Stephen Schueller, Ph.D., assistant professor of psychological science at the University of California at Irvine, and executive editor of PsyberGuide, an online library that rates and reviews mental-health apps, estimates that upwards of 10,000 are available. "Most are pretty bad; some are even potentially harmful," he says. One 2015 survey concluded that most informational apps skimped on core psycho-educational principles, while monitoring apps generally failed to track such critical information as medication and sleep. PsyberGuide, a project of One Mind, generally reviews only the 2  to 4 percent of apps that are evidence-based. Schueller says, "We want to get those out to the public."

The FDA has approved two apps, both from Pear Pharmaceuticals: reSET, which helps improve abstinence from alcohol, cocaine, marijuana and stimulants, and reSET-O, for opioids.

There's a good reason why the smartphone is the chief conduit of portable technology, even though it's not a perfect tool for gathering data. About half of people who own a smartwatch, the most common consumer wearable, stick them in a drawer after acquiring them. The smartphone, on the other hand, is ubiquitous. Especially among younger people, when a smartphone is not on the user's person, chances are that person is either in the shower or asleep.

"The uptake doesn't require any additional thought. It's embedded in what people are doing on a day-to-day basis," says David Mohr, Ph.D., professor of preventive medicine at Northwestern University's medical school in Chicago, an APA Fellow, and founder and director of the Center for Behavioral Intervention Technologies at Northwestern. Mohr's team has developed and studied a suite of apps called IntelliCare that offers interventions for anxiety and depression, now available on Android and iPhone.

Mohr also headed up a team that used GPS and other smartphone features to estimate the moods of unseen subjects by their level of movement and phone use, both frequency and duration. A side benefit of the study was to point up "numerous clinical opportunities" the smartphone offers, including "continuous monitoring of at-risk populations with little patient burden" and just-in-time adaptive interventions (JITAI), appropriate supports delivered when an individual needs them.
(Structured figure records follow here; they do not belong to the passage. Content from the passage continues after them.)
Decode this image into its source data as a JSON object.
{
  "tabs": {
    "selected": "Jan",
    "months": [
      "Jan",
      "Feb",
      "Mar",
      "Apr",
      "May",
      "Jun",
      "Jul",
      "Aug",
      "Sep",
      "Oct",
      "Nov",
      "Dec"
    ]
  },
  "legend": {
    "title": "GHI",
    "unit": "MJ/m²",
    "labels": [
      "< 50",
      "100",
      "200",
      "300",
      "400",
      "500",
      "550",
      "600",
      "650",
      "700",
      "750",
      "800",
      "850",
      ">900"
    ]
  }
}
But Mohr says that his and other studies have been hard to reproduce. "I've become very skeptical about a lot of data," he says. "We're running into a problem of variability."

That is, the activity level of a 60-year-old, or anyone in Milwaukee, Wisconsin, in January, is going to be different from that of a 25-year-old resident of Key West, Florida. "We're going to need to do much larger studies," Mohr notes.
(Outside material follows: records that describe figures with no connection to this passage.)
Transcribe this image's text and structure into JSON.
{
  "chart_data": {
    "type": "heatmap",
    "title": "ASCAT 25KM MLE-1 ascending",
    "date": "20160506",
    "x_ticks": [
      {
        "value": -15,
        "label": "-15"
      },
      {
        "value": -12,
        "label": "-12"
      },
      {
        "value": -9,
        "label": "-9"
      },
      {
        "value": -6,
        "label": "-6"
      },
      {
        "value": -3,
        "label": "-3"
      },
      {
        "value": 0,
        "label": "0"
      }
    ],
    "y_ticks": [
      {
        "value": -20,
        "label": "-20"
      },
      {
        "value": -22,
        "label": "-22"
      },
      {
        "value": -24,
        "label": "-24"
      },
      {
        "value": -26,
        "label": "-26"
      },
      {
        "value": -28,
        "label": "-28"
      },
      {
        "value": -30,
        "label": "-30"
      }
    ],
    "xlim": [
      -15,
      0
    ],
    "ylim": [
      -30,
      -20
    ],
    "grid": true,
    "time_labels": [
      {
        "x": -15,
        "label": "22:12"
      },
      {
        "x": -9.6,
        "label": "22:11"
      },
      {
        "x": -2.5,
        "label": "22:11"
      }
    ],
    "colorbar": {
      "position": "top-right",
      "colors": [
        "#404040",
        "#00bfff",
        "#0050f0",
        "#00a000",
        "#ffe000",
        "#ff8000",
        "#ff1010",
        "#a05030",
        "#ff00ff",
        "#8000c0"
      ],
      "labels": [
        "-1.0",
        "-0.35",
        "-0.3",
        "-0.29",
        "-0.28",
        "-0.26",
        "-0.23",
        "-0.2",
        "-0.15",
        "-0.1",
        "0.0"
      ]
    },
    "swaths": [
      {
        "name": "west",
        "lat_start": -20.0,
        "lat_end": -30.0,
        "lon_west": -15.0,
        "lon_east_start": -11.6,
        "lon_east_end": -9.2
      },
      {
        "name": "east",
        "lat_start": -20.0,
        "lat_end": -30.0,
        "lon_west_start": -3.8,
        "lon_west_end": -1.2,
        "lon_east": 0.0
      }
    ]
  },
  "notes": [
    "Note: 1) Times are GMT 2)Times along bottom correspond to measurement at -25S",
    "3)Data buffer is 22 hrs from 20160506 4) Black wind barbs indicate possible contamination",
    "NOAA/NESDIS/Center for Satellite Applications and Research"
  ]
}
Wearable devices, perhaps a sensor attached to the skin like a temporary tattoo, worn around the clock for a week or so and sending data to a smartphone, may have a role. That data could be more precise than the information a phone can gather, and "the subject wouldn't need to remember to put it on every day," Mohr says.
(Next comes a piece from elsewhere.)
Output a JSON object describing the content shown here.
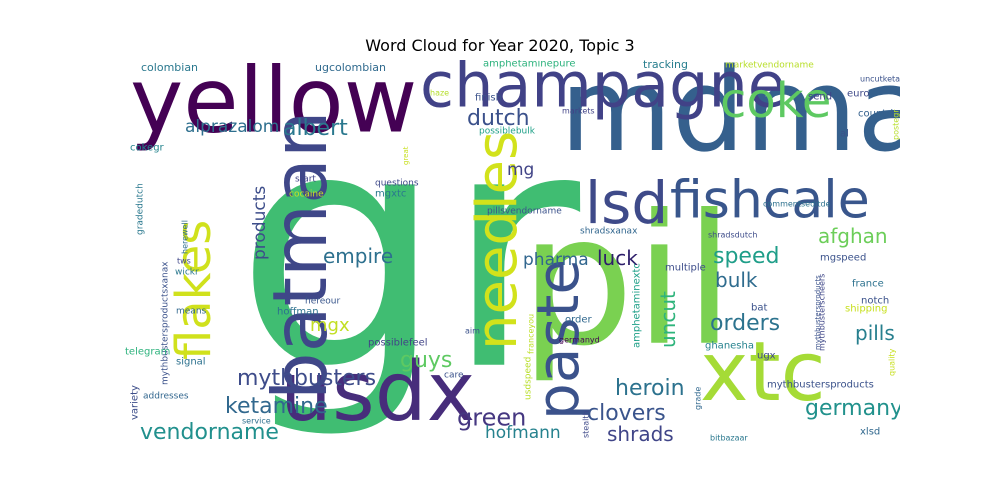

At the same time, he says, researchers are going to have to do a better job of testing effectiveness — whether a device or an app will actually be useful in a care setting, that is. Testing protocols for digital innovations must also be speeded up and otherwise adapted to reflect how quickly things change in the field, he says.

"Digital technologies are not fixed," Mohr says. "Even during a trial, we have to be continuously optimizing and updating. And so what we should be testing is not the application but the principles. What is the digital service trying to do?"